BoJack Horseman takes place in a bizarre version of our own universe, where half-animal, half-human hybrids are totally normal. This allows for the dumb animal puns I mentioned earlier, while also providing an absurdist landscape for the philosophy of the same name.

The show is named after the protagonist, BoJack Horseman (voiced by Will Arnett of Lego Batman fame), a half horse, half human, washed out reality star. Once the star of a popular 90s sitcom, Horsing Around, BoJack’s glory days are far from over. 18 years from the show’s cancellation, BoJack decides to make a comeback – and stop the spiral of self-loathing and booze addiction he’s found himself in. It is here we join BoJack as he attempts to fill the void left behind in his soul by plunging himself back into his “Hollywoo” life, a challenge much more difficult than he anticipates.
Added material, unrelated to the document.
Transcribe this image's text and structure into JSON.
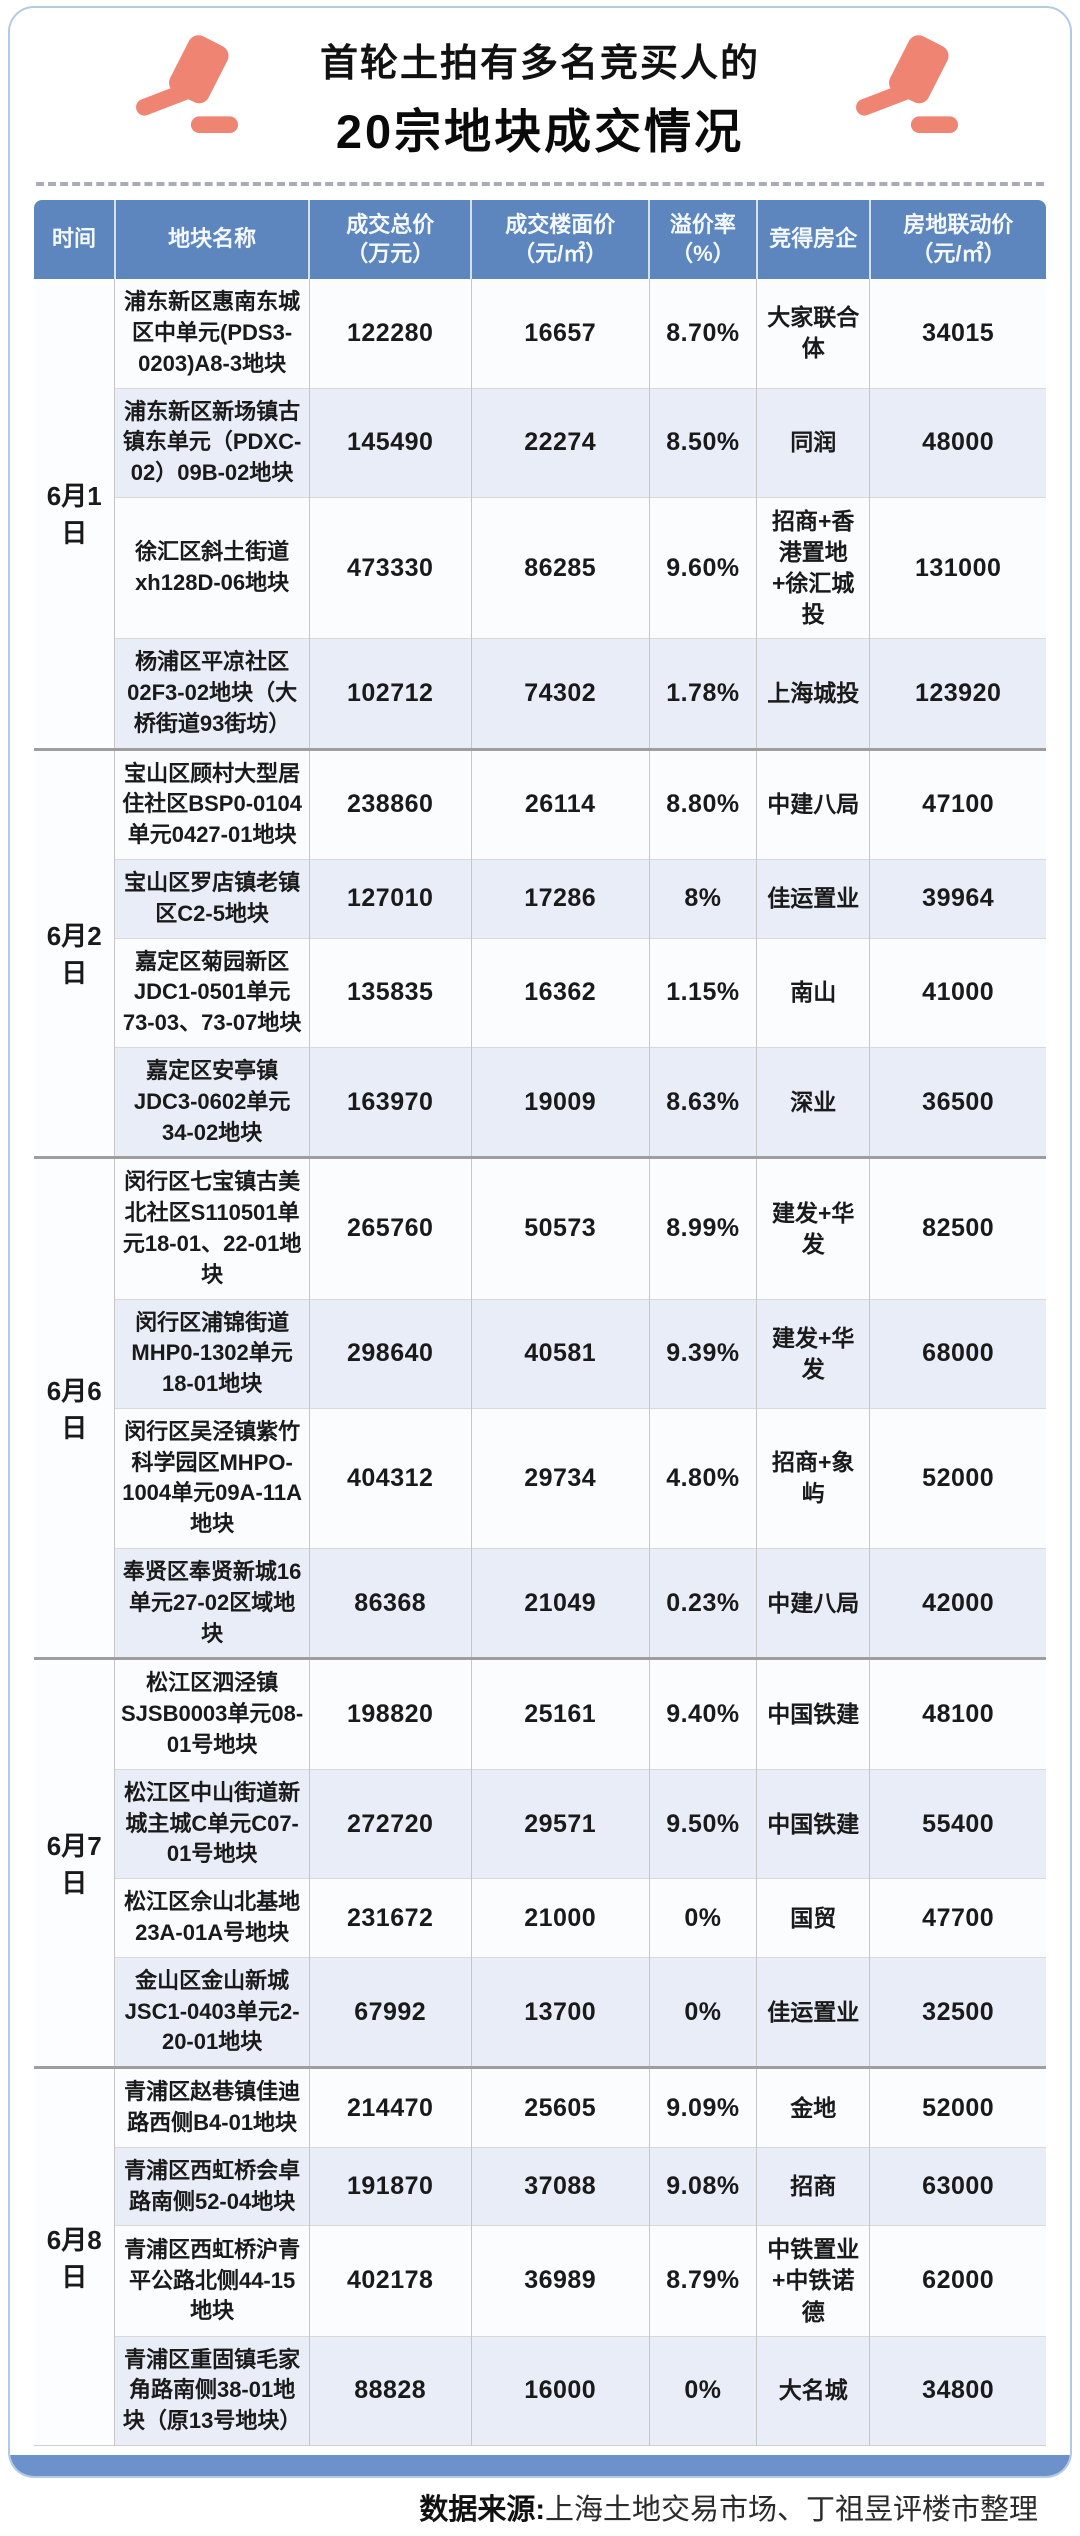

Along for the ride is Todd Chavez, BoJack’s human roommate, his feline workaholic agent – Princess Carolyn, Diane Nguyen, a human writer who BoJack hires to write his memoirs, and Mr. Peanutbutter, the ever optimistic and happy dog, a star of his own sitcom, Mr. Peanutbutter’s house, a rip-off of BoJack’s own show.
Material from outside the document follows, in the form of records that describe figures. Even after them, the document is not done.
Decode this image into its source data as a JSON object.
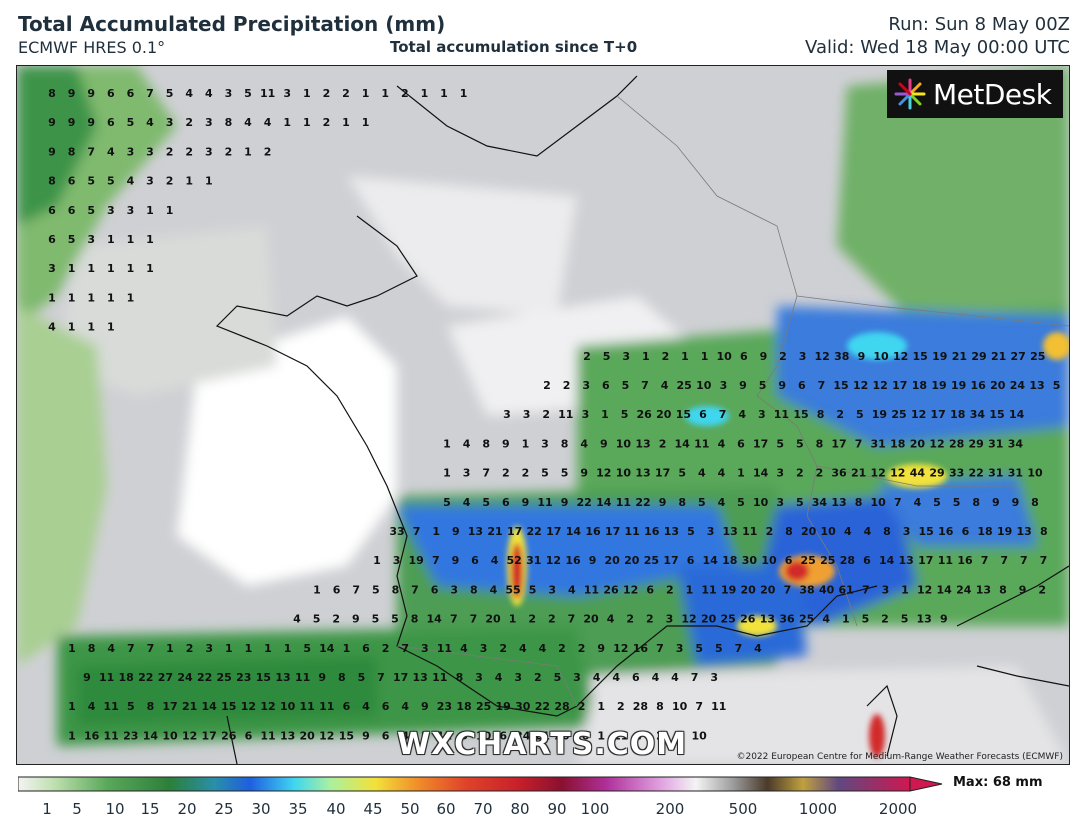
{
  "header": {
    "title": "Total Accumulated Precipitation (mm)",
    "model": "ECMWF HRES 0.1°",
    "subtitle": "Total accumulation since T+0",
    "run": "Run: Sun 8 May 00Z",
    "valid": "Valid: Wed 18 May 00:00 UTC"
  },
  "logo": {
    "text": "MetDesk",
    "icon": "metdesk-burst-icon"
  },
  "watermark": "WXCHARTS.COM",
  "copyright": "©2022 European Centre for Medium-Range Weather Forecasts (ECMWF)",
  "legend": {
    "ticks": [
      "1",
      "5",
      "10",
      "15",
      "20",
      "25",
      "30",
      "35",
      "40",
      "45",
      "50",
      "60",
      "70",
      "80",
      "90",
      "100",
      "200",
      "500",
      "1000",
      "2000"
    ],
    "max_label": "Max: 68 mm"
  },
  "colors": {
    "land": "#c8c8cc",
    "light": "#e6e6e8",
    "green1": "#a6d08a",
    "green2": "#5aa85a",
    "green3": "#2f8a3e",
    "blue": "#1e5fe0",
    "cyan": "#3fd6f0",
    "yellow": "#f2e23a",
    "orange": "#f08a2a",
    "red": "#c8202a"
  },
  "rows": [
    "8 9 9 6 6 7 5 4 4 3 5 11 3 1 2 2 1 1 2 1 1 1",
    "9 9 9 6 5 4 3 2 3 8 4 4 1 1 2 1 1",
    "9 8 7 4 3 3 2 2 3 2 1 2",
    "8 6 5 5 4 3 2 1 1",
    "6 6 5 3 3 1 1",
    "6 5 3 1 1 1",
    "3 1 1 1 1 1",
    "1 1 1 1 1",
    "4 1 1 1",
    "2 5 3 1 2 1 1 10 6 9 2 3 12 38 9 10 12 15 19 21 29 21 27 25 31",
    "2 2 3 6 5 7 4 25 10 3 9 5 9 6 7 15 12 12 17 18 19 19 16 20 24 13 5",
    "3 3 2 11 3 1 5 26 20 15 6 7 4 3 11 15 8 2 5 19 25 12 17 18 34 15 14",
    "1 4 8 9 1 3 8 4 9 10 13 2 14 11 4 6 17 5 5 8 17 7 31 18 20 12 28 29 31 34",
    "1 3 7 2 2 5 5 9 12 10 13 17 5 4 4 1 14 3 2 2 36 21 12 12 44 29 33 22 31 31 10",
    "5 4 5 6 9 11 9 22 14 11 22 9 8 5 4 5 10 3 5 34 13 8 10 7 4 5 5 8 9 9 8",
    "33 7 1 9 13 21 17 22 17 14 16 17 11 16 13 5 3 13 11 2 8 20 10 4 4 8 3 15 16 6 18 19 13 8",
    "1 3 19 7 9 6 4 52 31 12 16 9 20 20 25 17 6 14 18 30 10 6 25 25 28 6 14 13 17 11 16 7 7 7 7",
    "1 6 7 5 8 7 6 3 8 4 55 5 3 4 11 26 12 6 2 1 11 19 20 20 7 38 40 61 7 3 1 12 14 24 13 8 9 2",
    "4 5 2 9 5 5 8 14 7 7 20 1 2 2 7 20 4 2 2 3 12 20 25 26 13 36 25 4 1 5 2 5 13 9",
    "1 8 4 7 7 1 2 3 1 1 1 1 5 14 1 6 2 7 3 11 4 3 2 4 4 2 2 9 12 16 7 3 5 5 7 4",
    "9 11 18 22 27 24 22 25 23 15 13 11 9 8 5 7 17 13 11 8 3 4 3 2 5 3 4 4 6 4 4 7 3",
    "1 4 11 5 8 17 21 14 15 12 12 10 11 11 6 4 6 4 9 23 18 25 19 30 22 28 2 1 2 28 8 10 7 11",
    "1 16 11 23 14 10 12 17 26 6 11 13 20 12 15 9 6 4 2 11 5 10 6 24 21 20 16 1 11 7 2 7 10"
  ]
}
Bojack is a show that isn’t afraid to go dark and philosophical. Through Bojack attempting to get his star status back, we see a problem of identity and defining the self – a universal problem. It is a show that is extremely nihilist, discarding the notion of a firm place in the universe, and a show that perfectly captures the war between one’s true self and societal perceptions of the same

BoJack Horseman is a show that is often classified as a comedy, but is so much more than that. What followed a first season that opened to lukewarm reviews were the brilliantly crafted, and universally acclaimed seasons 2 and 3. If you’re a fan of Rick and Morty, and are looking for something similarly philosophical, but with much more character emphasis and development, BoJack is the show for you.

So grab a bunch of tissues, as you prepare to laugh, cry and question existence with a humanoid horse.

Bojack Horseman Season 4 comes out September 8 on Netflix.